En marzo de 2017 el VCF asumía que en junio de ese año acumularía 90 millones de pérdidas en sus balances tras tres años bajo gestión singapurense. Llegaba a su fin, para más inri, la carencia con Bankia. Un balón de oxígeno otorgado para aprovechar ese tiempo en fortalecer las finanzas y poder invertir en un equipo que tirara del carro desde el césped. Sin embargo, ese preciado tiempo se malgastó en Negredo, Aderlan Santos, Neville, y demás fauna en ausencia de estructura deportiva que parió otro despilfarro de recursos a los que tan acostumbrados estamos en esta década de plomo.

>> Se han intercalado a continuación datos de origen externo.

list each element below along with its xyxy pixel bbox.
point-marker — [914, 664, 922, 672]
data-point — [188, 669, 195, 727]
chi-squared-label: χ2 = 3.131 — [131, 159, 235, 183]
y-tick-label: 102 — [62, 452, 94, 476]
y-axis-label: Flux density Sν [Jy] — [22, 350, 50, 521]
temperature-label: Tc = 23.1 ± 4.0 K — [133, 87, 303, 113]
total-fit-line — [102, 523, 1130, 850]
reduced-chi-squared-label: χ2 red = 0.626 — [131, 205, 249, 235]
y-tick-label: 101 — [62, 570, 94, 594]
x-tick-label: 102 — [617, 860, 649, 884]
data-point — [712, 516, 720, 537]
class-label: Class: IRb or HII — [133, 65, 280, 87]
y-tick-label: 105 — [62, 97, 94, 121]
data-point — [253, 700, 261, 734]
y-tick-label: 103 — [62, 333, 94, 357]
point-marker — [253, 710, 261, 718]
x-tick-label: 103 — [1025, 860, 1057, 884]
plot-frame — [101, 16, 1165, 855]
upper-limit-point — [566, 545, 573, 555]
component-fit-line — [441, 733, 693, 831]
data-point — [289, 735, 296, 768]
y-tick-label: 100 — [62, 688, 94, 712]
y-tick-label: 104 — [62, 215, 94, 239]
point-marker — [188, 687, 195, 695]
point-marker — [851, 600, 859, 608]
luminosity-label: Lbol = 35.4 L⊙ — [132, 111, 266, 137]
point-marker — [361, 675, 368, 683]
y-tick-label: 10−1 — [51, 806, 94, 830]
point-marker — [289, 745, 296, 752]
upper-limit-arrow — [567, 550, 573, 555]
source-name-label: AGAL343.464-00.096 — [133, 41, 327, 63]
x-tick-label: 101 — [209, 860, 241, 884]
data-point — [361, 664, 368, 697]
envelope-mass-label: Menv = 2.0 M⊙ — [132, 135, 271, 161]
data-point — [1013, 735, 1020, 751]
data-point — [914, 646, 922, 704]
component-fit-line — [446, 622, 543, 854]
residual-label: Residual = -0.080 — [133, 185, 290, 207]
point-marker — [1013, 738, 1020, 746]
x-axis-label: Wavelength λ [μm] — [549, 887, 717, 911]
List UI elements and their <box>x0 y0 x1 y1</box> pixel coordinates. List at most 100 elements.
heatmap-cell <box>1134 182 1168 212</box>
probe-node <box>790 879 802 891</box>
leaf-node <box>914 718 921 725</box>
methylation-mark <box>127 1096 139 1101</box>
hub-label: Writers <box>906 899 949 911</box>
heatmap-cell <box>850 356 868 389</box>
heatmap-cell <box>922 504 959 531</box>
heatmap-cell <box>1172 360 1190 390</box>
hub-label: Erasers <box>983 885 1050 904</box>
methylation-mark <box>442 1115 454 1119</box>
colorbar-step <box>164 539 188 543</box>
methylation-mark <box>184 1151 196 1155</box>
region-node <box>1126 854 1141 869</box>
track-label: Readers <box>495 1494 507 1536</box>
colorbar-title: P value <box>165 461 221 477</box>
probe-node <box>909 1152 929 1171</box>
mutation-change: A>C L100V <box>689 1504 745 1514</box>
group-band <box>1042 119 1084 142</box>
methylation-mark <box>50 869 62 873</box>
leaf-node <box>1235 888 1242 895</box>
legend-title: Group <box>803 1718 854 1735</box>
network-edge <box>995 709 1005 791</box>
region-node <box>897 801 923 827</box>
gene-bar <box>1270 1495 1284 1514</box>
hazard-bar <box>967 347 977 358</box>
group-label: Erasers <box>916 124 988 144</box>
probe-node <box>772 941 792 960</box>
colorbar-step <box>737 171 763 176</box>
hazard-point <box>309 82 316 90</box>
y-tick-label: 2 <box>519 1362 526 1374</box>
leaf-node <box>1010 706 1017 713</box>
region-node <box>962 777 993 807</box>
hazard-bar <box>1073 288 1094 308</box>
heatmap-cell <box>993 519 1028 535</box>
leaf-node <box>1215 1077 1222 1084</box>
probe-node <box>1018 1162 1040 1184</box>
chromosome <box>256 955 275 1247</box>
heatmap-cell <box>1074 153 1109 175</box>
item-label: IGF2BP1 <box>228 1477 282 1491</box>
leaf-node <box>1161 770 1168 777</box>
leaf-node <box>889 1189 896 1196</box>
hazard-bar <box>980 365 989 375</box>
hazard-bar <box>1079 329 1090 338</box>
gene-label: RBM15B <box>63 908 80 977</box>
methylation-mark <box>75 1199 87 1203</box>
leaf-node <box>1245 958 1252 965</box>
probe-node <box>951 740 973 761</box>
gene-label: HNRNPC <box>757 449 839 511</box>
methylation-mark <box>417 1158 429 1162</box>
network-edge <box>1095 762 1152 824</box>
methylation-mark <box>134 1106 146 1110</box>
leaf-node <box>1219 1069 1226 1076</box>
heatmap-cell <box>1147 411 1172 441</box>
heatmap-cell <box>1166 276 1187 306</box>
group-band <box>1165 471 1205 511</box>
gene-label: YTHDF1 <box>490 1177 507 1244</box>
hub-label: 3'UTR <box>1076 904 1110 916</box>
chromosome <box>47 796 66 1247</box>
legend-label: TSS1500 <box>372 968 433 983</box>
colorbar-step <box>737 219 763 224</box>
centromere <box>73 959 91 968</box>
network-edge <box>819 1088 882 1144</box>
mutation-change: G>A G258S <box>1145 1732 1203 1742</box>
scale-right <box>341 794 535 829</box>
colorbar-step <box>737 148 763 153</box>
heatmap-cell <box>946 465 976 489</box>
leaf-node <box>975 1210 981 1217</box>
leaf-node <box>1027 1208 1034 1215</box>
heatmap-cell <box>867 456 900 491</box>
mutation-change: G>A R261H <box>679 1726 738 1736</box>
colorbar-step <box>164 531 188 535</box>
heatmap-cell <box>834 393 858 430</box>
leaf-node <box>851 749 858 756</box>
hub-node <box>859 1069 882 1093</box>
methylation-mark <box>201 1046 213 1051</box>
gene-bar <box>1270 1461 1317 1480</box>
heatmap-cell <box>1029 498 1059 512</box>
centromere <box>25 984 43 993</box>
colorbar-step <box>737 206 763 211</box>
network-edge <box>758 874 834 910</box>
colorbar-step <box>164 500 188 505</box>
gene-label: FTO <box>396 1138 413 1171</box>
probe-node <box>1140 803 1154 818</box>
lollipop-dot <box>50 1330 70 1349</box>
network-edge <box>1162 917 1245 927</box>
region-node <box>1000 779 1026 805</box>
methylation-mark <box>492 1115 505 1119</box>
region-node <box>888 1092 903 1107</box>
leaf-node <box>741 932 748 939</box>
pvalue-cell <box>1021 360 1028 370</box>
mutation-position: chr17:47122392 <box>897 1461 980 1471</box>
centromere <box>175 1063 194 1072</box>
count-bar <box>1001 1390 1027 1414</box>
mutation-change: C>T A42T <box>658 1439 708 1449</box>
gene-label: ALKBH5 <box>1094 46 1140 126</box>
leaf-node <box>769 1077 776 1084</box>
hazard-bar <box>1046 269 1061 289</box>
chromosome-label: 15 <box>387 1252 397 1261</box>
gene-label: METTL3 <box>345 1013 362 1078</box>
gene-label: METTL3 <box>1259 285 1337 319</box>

Ante unos números aterradores, regresar a la Champions era una necesidad imperante para no entrar en zona pantanosa. Por eso Mateu; por eso Marcelino. Ante esa tesitura, Longoria. Una reconstrucción sin dinero; sin el catálogo de Mendes, pero con conocimiento del mercado; contactos; credibilidad, que atrajo futbolistas que de otro modo jamás hubiesen llegado; estructura y mucho trabajo de gente preparada que conocía la industria. Una red de seguridad necesaria para atravesar cualquier tormenta sin riesgo al naufragio.

El abc del fútbol, tan básico que abochorna tener que reivindicarlo a todas horas.

A pesar de los evidentes resultados, la revalorización de activos, la recuperación de una masa social en estampida, y la vuelta a titulares positivos hablando de futuro en lugar de decadencia y depravación, e ingresos menguantes otra vez crecientes, la ilógica que guía a Meriton lo volvió a romper todo.

Dada la insistencia es lícito hablar de un camino que les sulfura, del que una y otra vez han renegado. Siempre esgrimiendo los mismos, repetitivos, falsos, y torticeros, argumentos para justificar su voladura. Todo para dar paso a un desastre deportivo que tuvo, ha tenido, y tendrá, consecuencias funestas en las cuentas de la entidad. Una gestión que se traduce en impagos a la plantilla, reducción de ingresos de al menos 65 millones, y una colección de futbolistas devaluada en su incesante búsqueda por la ‘tranquilidad’ para mover, vender y comprar, sin entrenadores que opongan resistencia por pensar en ganar, ni en técnicos que se impulsen en lógicas deportivas basadas en el crecimiento. A pesar de que sus más acérrimos defensores esgrimen el mal asesoramiento como salvoconducto a sus desmanes, siquiera estos aventajados fabricantes de excusas que gestionan el club pueden quejarse de no tener, o haber tenido, personal disponible para su consulta. A todos los niveles, los han ninguneado hasta quitárselos de encima. Ni escuchan, ni están dispuestos a escuchar. La lista es interminable. Los directores deportivos no les encajan, a los técnicos les hacen el vacío. Pocas veces la entidad del rat penat ha contado con secretarías técnicas tan nutridas y preparadas como en los últimos años, y a su vez, tan desoídas.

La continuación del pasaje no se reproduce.